Reinterpolation of "sparse" (scattered points or lines) maps
- Inverse distance weighted average (IDW) interpolation (v.surf.idw, r.surf.idw, and r.fill.gaps Addon)
- Interpolating from contour lines (r.surf.contour), see Contour lines to DEM
- Interpolating using Natural_neighbor method (r.surf.nnbathy)
- Interpolating from vector points with B-splines (v.surf.bspline)
- Interpolating from vector points with regularized splines with tension (v.surf.rst and v.vol.rst), see also RST Spline Surfaces
- Interpolating from vector points with Kriging (v.krige)
- Interpolating from vector points around barriers or cost surfaces (v.surf.icw)
Heat maps (kernel density)
- Create raster maps from vector points with (v.kernel)
- Inverse distance weighted average (IDW) interpolation (v.surf.idw, r.surf.idw, and r.surf.idw2)
Binning
While not being a real interpolation method, raster binning generates raster maps from vector points.

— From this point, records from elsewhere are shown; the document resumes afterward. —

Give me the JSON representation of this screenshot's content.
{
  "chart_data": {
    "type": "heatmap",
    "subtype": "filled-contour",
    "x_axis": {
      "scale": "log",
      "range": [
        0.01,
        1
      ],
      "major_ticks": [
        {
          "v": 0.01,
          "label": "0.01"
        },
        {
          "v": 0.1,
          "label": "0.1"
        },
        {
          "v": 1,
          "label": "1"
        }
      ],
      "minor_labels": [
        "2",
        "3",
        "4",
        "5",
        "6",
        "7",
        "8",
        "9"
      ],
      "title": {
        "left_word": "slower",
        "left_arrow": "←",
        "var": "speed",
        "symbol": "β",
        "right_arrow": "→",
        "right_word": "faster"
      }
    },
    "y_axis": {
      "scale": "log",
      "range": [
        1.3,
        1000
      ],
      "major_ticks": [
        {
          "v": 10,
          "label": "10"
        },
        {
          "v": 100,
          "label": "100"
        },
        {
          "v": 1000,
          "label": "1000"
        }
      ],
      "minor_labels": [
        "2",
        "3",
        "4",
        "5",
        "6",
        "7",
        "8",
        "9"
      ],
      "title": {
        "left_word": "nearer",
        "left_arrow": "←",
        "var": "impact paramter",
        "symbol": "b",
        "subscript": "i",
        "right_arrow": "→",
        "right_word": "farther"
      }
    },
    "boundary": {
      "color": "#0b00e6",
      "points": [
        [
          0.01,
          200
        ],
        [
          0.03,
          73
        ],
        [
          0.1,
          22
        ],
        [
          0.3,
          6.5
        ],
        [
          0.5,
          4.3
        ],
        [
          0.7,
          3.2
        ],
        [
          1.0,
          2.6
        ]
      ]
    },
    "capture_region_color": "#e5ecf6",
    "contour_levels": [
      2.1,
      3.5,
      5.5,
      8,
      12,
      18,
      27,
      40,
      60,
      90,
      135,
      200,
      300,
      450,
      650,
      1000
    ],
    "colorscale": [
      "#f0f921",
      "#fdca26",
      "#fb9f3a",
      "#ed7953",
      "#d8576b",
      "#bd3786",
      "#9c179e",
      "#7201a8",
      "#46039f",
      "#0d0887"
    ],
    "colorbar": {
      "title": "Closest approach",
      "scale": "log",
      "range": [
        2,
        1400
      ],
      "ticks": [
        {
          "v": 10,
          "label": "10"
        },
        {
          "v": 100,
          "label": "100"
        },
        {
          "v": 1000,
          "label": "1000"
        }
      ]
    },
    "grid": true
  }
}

Vector points in XYZ format (CSV or ASCII file) can be rasterized (binning into raster cells) using univariate statistics:
- see (r.in.xyz)
Filling of holes
Sometimes no-data areas in raster maps (continuous surfaces) needs to be filled using interpolation:
Optionally extra raster sample points can be generated from an auxiliary raster maps using r.random, merged into the target raster maps with r.patch and then filled using interpolation with r.fillnulls.
Comparing original and interpolated data
- Statistical assessment: Use r.mapcalc to calculate a differences map, then r.univar to calculates univariate statistics of the differences
- Graphical comparison g.gui.mapswipe - Interactively compares two maps by swiping a visibility bar.